The following is an excerpt from The Name of the Rose, Umberto Eco’s debut novel from 1980. The story is set in an Italian monastery in 1327, and is an intellectually heady murder mystery doused in symbolism and linguistic ambivalence. Two characters, William of Baskerville and Adso of Melk, are conversing about using deductive reasoning to solve mysteries.
“Adso,” William said, “solving a mystery is not the same as deducing from first principles. Nor does it amount simply to collecting a number of particular data from which to infer a general law. It means, rather, facing one or two or three particular data apparently with nothing in common, and trying to imagine whether they could represent so many instances of a general law you don’t yet know, and which perhaps has never been pronounced. To be sure, if you know, as the philosopher says, that man, the horse, and the mule are all without bile and are all long-lived, you can venture the principle that animals without bile live a long time. But take the case of animals with horns. Why do they have horns? Suddenly you realize that all animals with horns are without teeth in the upper jaw. This would be a fine discovery, if you did not also realize that, alas, there are animals without teeth in the upper jaw who, however, do not have horns: the camel, to name one. And finally you realize that all animals without teeth in the upper jaw have four stomachs. Well, then, you can suppose that one who cannot chew well must need four stomachs to digest food better. But what about the horns? You then try to imagine a material cause for horns—say, the lack of teeth provides the animal with an excess of osseous matter that must emerge somewhere else. But is that sufficient explanation? No, because the camel has no upper teeth, has four stomachs, but does not have horns. And you must also imagine a final cause. The osseous matter emerges in horns only in animals without other means of defense. But the camel has a very tough hide and doesn’t need horns. So the law could be …”
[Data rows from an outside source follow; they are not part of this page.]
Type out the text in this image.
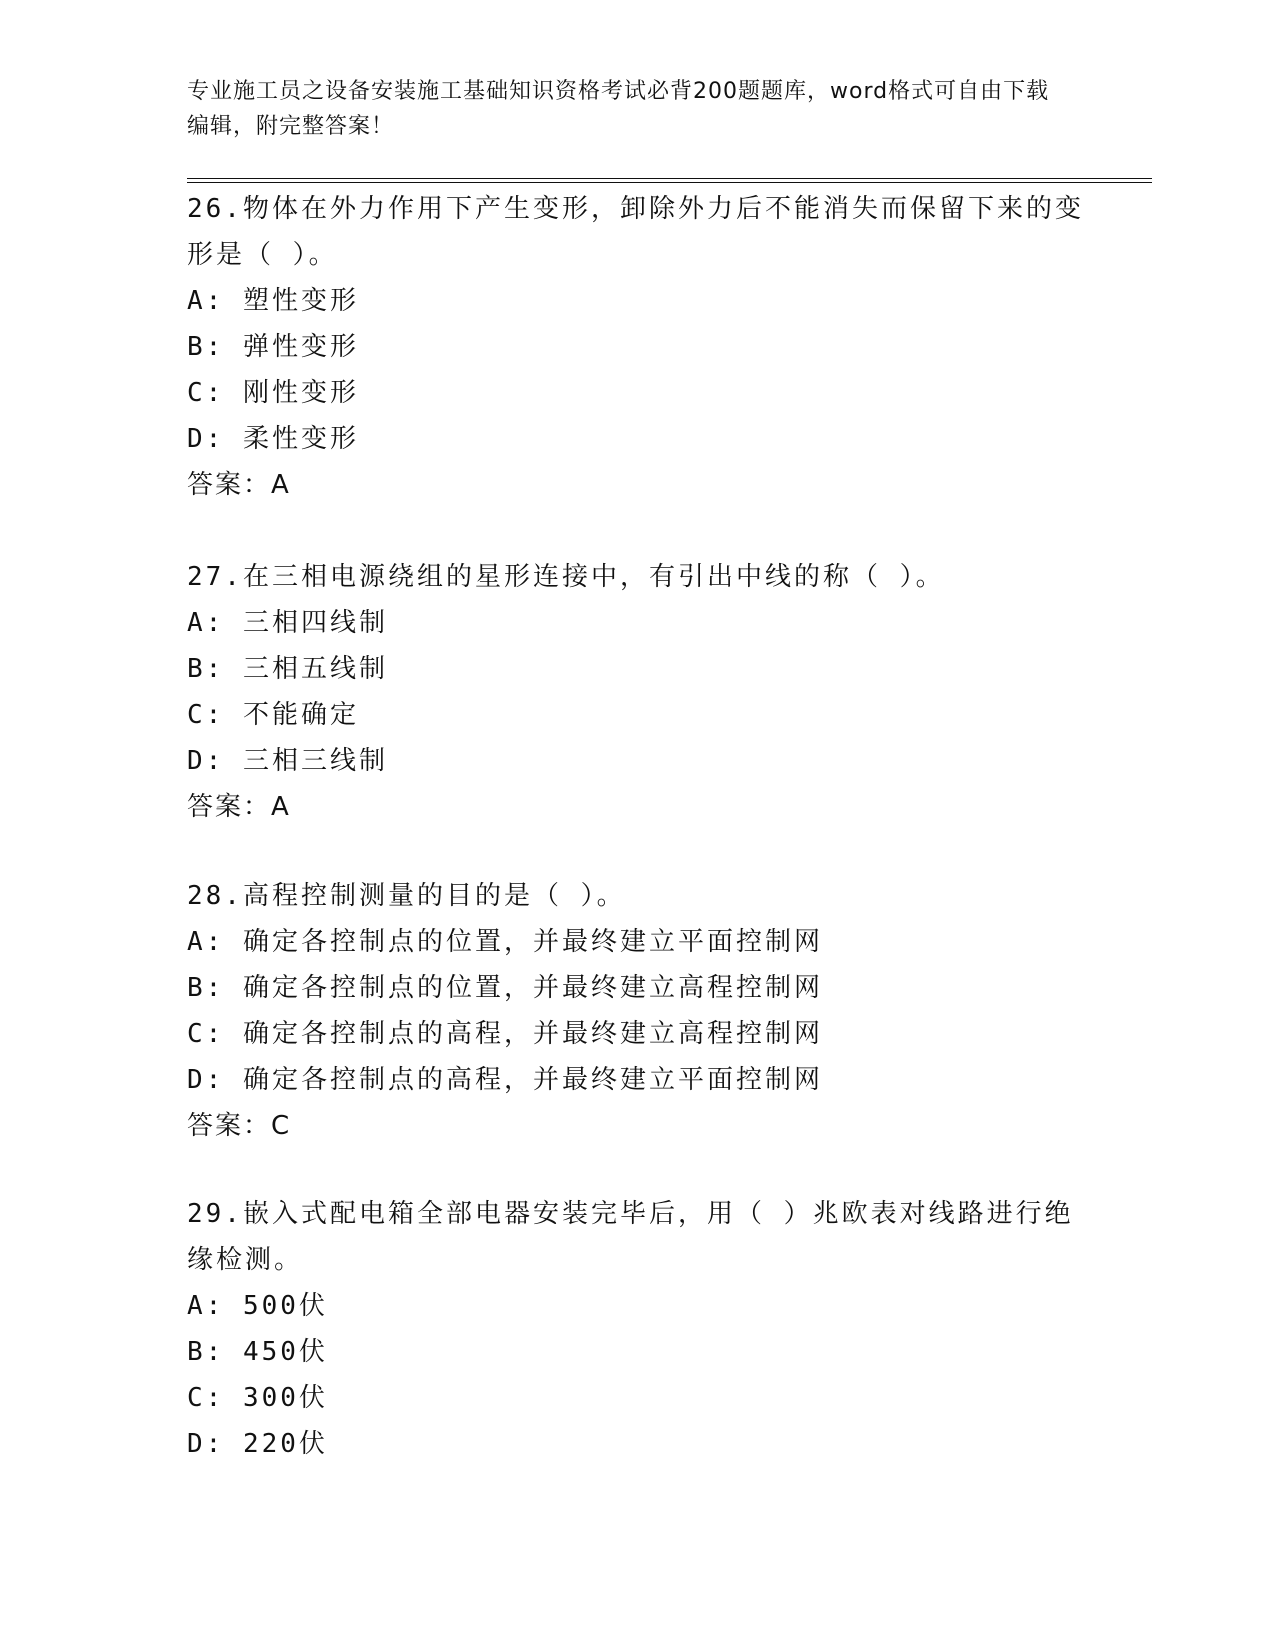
专业施工员之设备安装施工基础知识资格考试必背200题题库，word格式可自由下载编辑，附完整答案！

26.物体在外力作用下产生变形，卸除外力后不能消失而保留下来的变形是（ ）。

A: 塑性变形

B: 弹性变形

C: 刚性变形

D: 柔性变形

答案：A

27.在三相电源绕组的星形连接中，有引出中线的称（ ）。

A: 三相四线制

B: 三相五线制

C: 不能确定

D: 三相三线制

答案：A

28.高程控制测量的目的是（ ）。

A: 确定各控制点的位置，并最终建立平面控制网

B: 确定各控制点的位置，并最终建立高程控制网

C: 确定各控制点的高程，并最终建立高程控制网

D: 确定各控制点的高程，并最终建立平面控制网

答案：C

29.嵌入式配电箱全部电器安装完毕后，用（ ）兆欧表对线路进行绝缘检测。

A: 500伏

B: 450伏

C: 300伏

D: 220伏
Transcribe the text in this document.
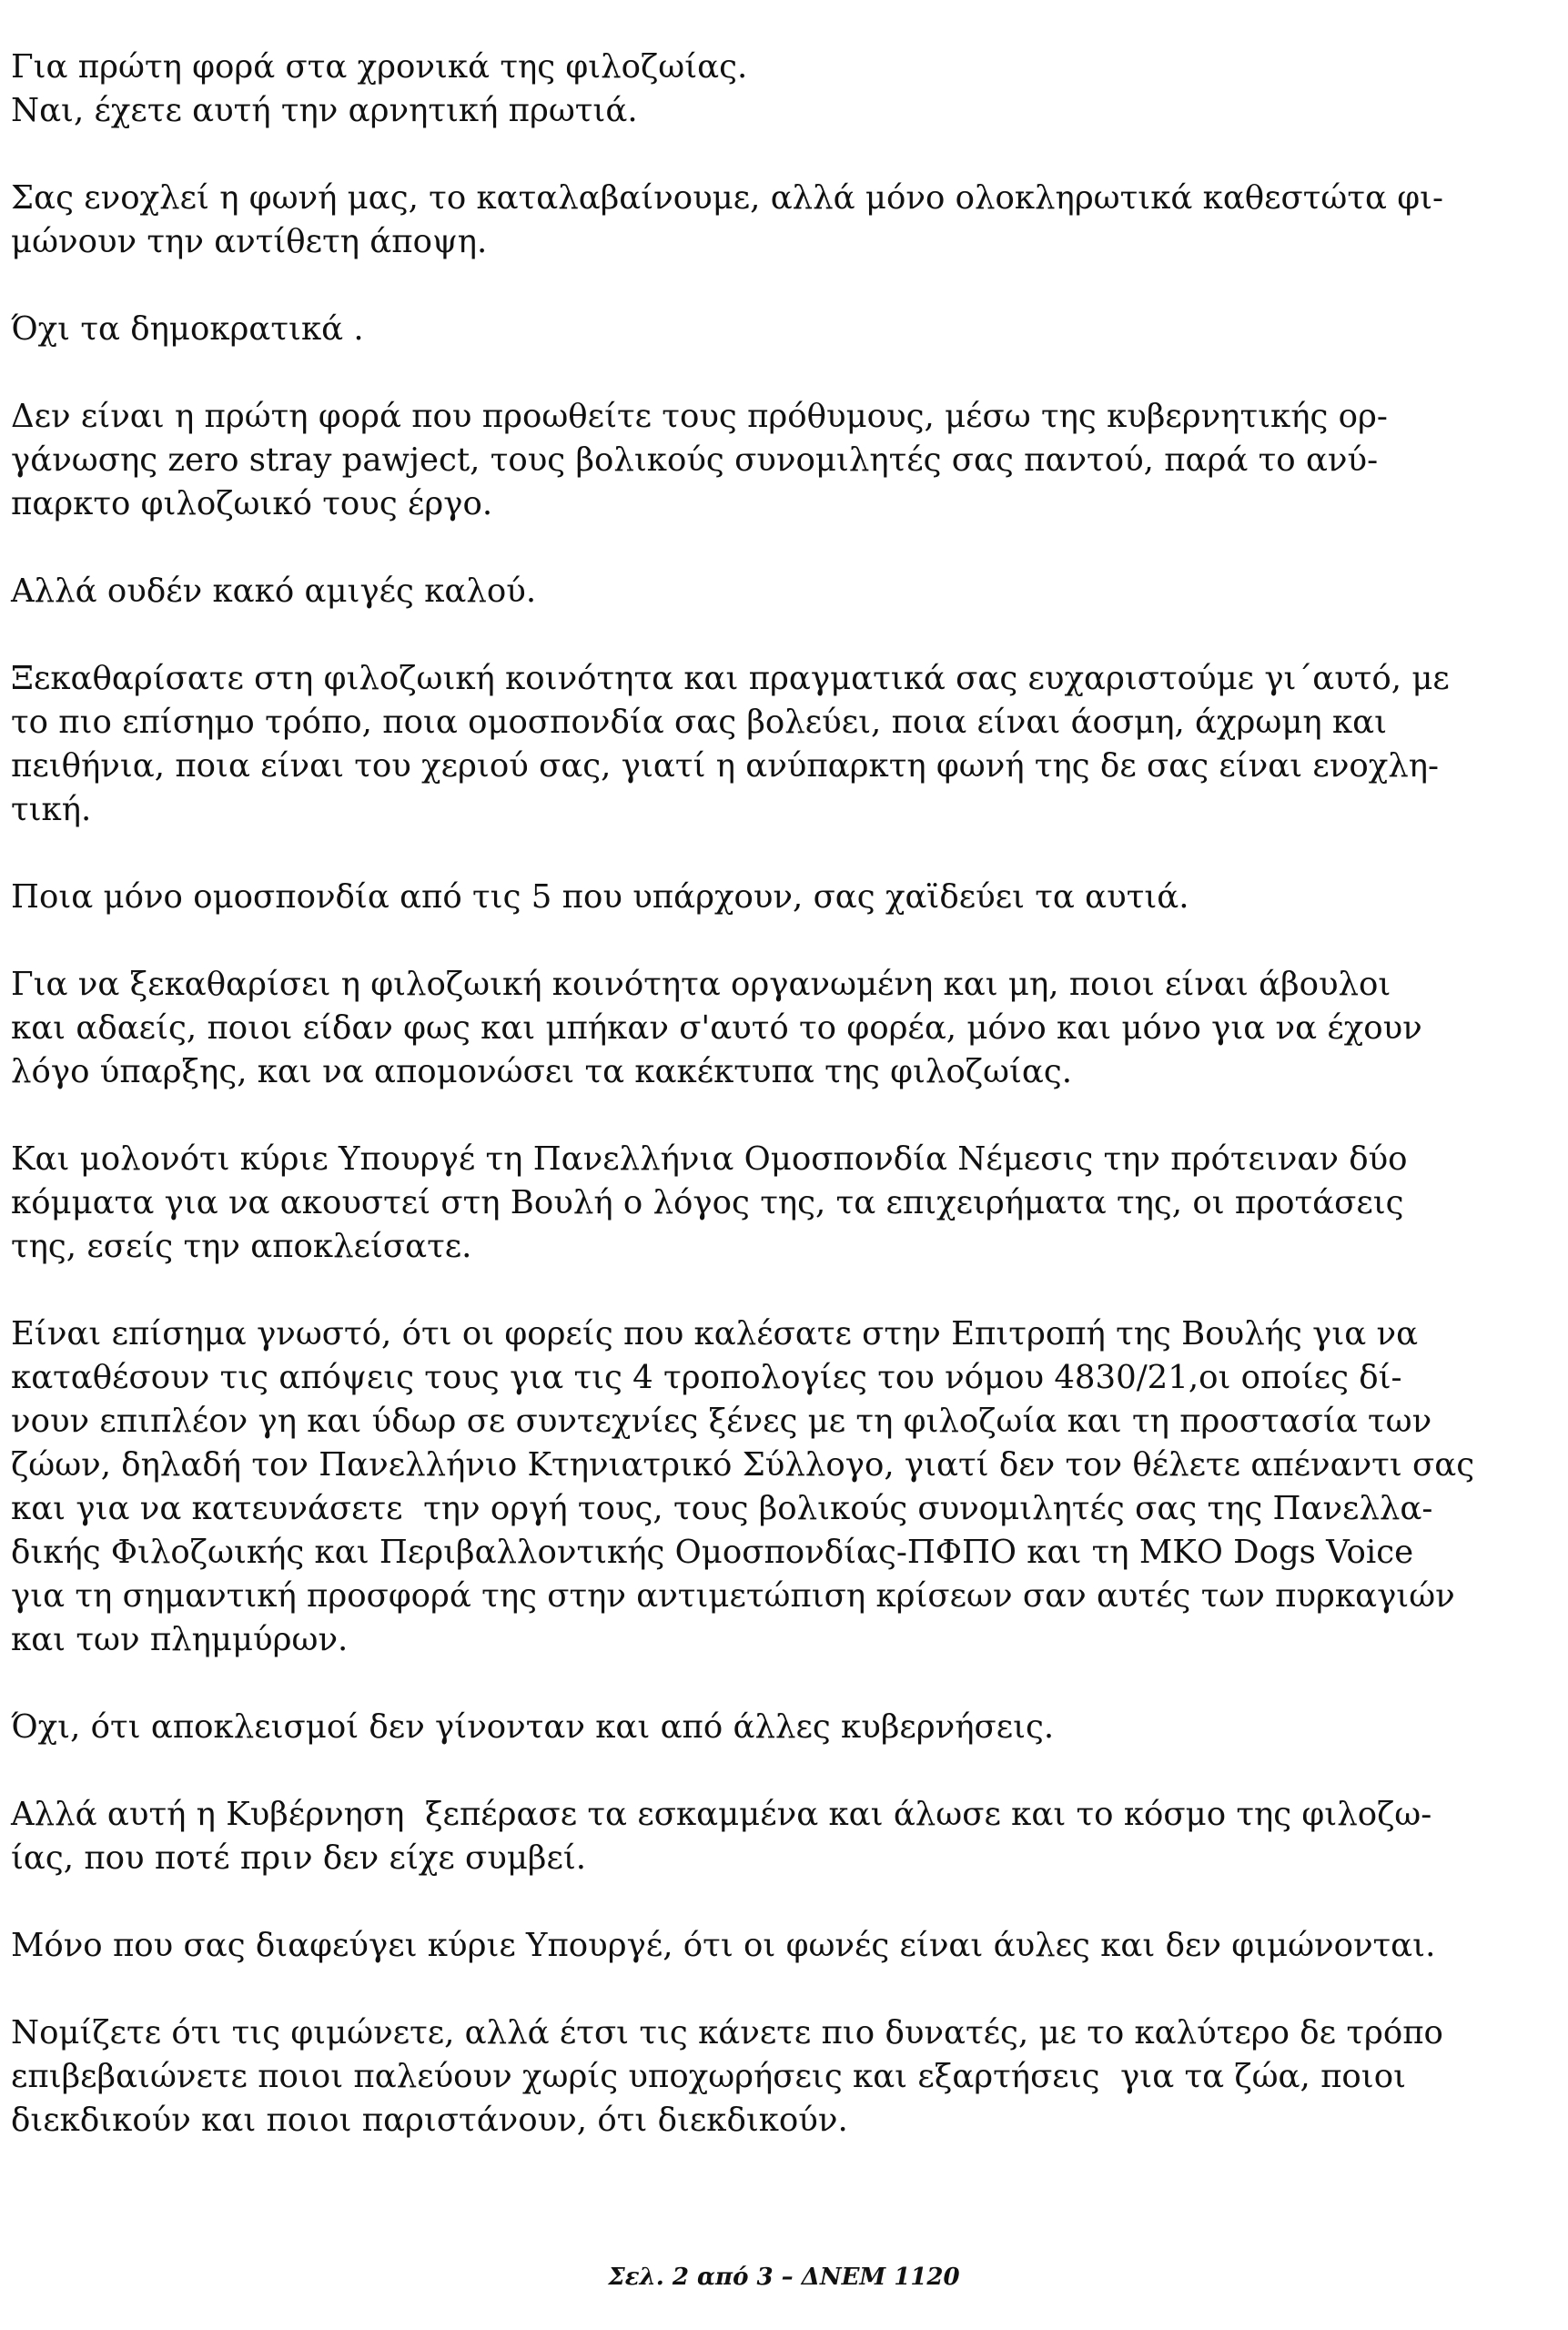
Για πρώτη φορά στα χρονικά της φιλοζωίας.
Ναι, έχετε αυτή την αρνητική πρωτιά.

Σας ενοχλεί η φωνή μας, το καταλαβαίνουμε, αλλά μόνο ολοκληρωτικά καθεστώτα φι-
μώνουν την αντίθετη άποψη.

Όχι τα δημοκρατικά .

Δεν είναι η πρώτη φορά που προωθείτε τους πρόθυμους, μέσω της κυβερνητικής ορ-
γάνωσης zero stray pawject, τους βολικούς συνομιλητές σας παντού, παρά το ανύ-
παρκτο φιλοζωικό τους έργο.

Αλλά ουδέν κακό αμιγές καλού.

Ξεκαθαρίσατε στη φιλοζωική κοινότητα και πραγματικά σας ευχαριστούμε γι΄αυτό, με
το πιο επίσημο τρόπο, ποια ομοσπονδία σας βολεύει, ποια είναι άοσμη, άχρωμη και
πειθήνια, ποια είναι του χεριού σας, γιατί η ανύπαρκτη φωνή της δε σας είναι ενοχλη-
τική.

Ποια μόνο ομοσπονδία από τις 5 που υπάρχουν, σας χαϊδεύει τα αυτιά.

Για να ξεκαθαρίσει η φιλοζωική κοινότητα οργανωμένη και μη, ποιοι είναι άβουλοι
και αδαείς, ποιοι είδαν φως και μπήκαν σ'αυτό το φορέα, μόνο και μόνο για να έχουν
λόγο ύπαρξης, και να απομονώσει τα κακέκτυπα της φιλοζωίας.

Και μολονότι κύριε Υπουργέ τη Πανελλήνια Ομοσπονδία Νέμεσις την πρότειναν δύο
κόμματα για να ακουστεί στη Βουλή ο λόγος της, τα επιχειρήματα της, οι προτάσεις
της, εσείς την αποκλείσατε.

Είναι επίσημα γνωστό, ότι οι φορείς που καλέσατε στην Επιτροπή της Βουλής για να
καταθέσουν τις απόψεις τους για τις 4 τροπολογίες του νόμου 4830/21,οι οποίες δί-
νουν επιπλέον γη και ύδωρ σε συντεχνίες ξένες με τη φιλοζωία και τη προστασία των
ζώων, δηλαδή τον Πανελλήνιο Κτηνιατρικό Σύλλογο, γιατί δεν τον θέλετε απέναντι σας
και για να κατευνάσετε  την οργή τους, τους βολικούς συνομιλητές σας της Πανελλα-
δικής Φιλοζωικής και Περιβαλλοντικής Ομοσπονδίας-ΠΦΠΟ και τη ΜΚΟ Dogs Voice
για τη σημαντική προσφορά της στην αντιμετώπιση κρίσεων σαν αυτές των πυρκαγιών
και των πλημμύρων.

Όχι, ότι αποκλεισμοί δεν γίνονταν και από άλλες κυβερνήσεις.

Αλλά αυτή η Κυβέρνηση  ξεπέρασε τα εσκαμμένα και άλωσε και το κόσμο της φιλοζω-
ίας, που ποτέ πριν δεν είχε συμβεί.

Μόνο που σας διαφεύγει κύριε Υπουργέ, ότι οι φωνές είναι άυλες και δεν φιμώνονται.

Νομίζετε ότι τις φιμώνετε, αλλά έτσι τις κάνετε πιο δυνατές, με το καλύτερο δε τρόπο
επιβεβαιώνετε ποιοι παλεύουν χωρίς υποχωρήσεις και εξαρτήσεις  για τα ζώα, ποιοι
διεκδικούν και ποιοι παριστάνουν, ότι διεκδικούν.

Σελ. 2 από 3 – ΔΝΕΜ 1120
“But what have horns to do with anything?” I asked impatiently. “And why are you concerned with animals having horns?”
“I have never concerned myself with them…”
When I first read this book almost seven years ago, I remember reading these lines with awe (I was reading my first books on the philosophy of science then). Like a fool on whom common sense was then lost but somehow not their meaning itself, I memorized the lines, and then promptly forgot the context in which they appeared. While randomly surfing through the web today, I found them once more, so here they are. They belong to the chapter titled “In which Alinardo seems to give valuable information, and William reveals his method of arriving at a probable truth through a series of unquestionable errors.”